The PITAC Report on CyberSecurity
I finally got around to reading the President’s Information Technology Advisory Committee (PITAC) report entitled “Cyber Security: A Crisis of Prioritization” (dated February 2005). The report looks at the current state of federal involvement in cybersecurity research, and makes recommendations for the future. It’s a good report, and one which the administration would do well to listen to.
The report’s recommendations are based on two observations. The observations are that 1) cybersecurity research is primarily focused on current threats, and not long-term threats, and 2) there simply aren’t enough cybersecurity researchers, and no good mechanism for producing them. The federal government isn’t doing enough to foster cybersecurity research, and the effects of this shortfall will be felt more in the long term than the short term.

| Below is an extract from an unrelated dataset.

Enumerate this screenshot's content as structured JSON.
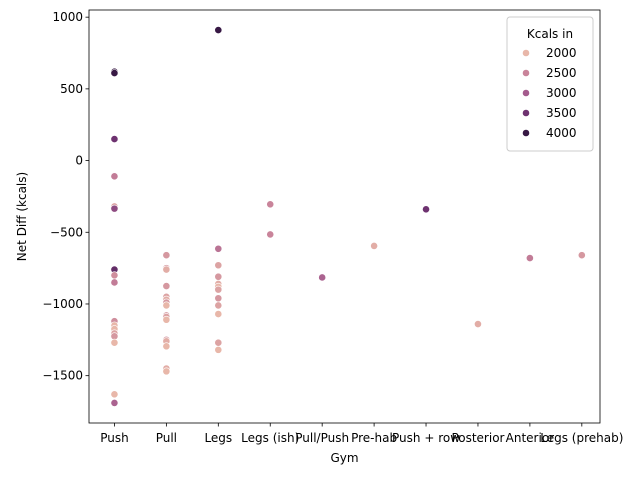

To remedy this problem, the report makes four specific recommendations (in much more detail than I summarize here). One, the government needs to increase funding for basic cybersecurity research. Two, the government needs to increase the number of researchers working in cybersecurity. Three, the government need to better foster the transfer of technology from research to product development. And four, the government needs to improve its own cybersecurity coordination and oversight. Four good recommendations.
More specifically, the report lists ten technologies that need more research. They are (not in any priority order):
Authentication Technologies
Secure Fundamental Protocols
Secure Software Engineering and Software Assurance
Holistic System Security
Monitoring and Detection
Mitigation and Recovery Methodologies
Cyber Forensics
Modeling and Testbeds for New Technologies
Metrics, Benchmarks, and Best Practices
Non-Technology Issues that Can Compromise Cyber Security
It’s a good list, and I am especially pleased to see the tenth item—one that is usually forgotten. I would add something on the order of “Dynamic Cyber Security Systems”—I think we need serious basic research in how systems should react to new threats and how to update the security of already fielded system—but that’s all I would change.
The report itself is a bit repetitive, but it’s definitely worth skimming.
Israel Torres • April 27, 2005 9:21 AM
Gee, it appears that a panel of men took a year to regurgitate what hackers have been screaming for decades (slugs in a slurry of salt). Good Job.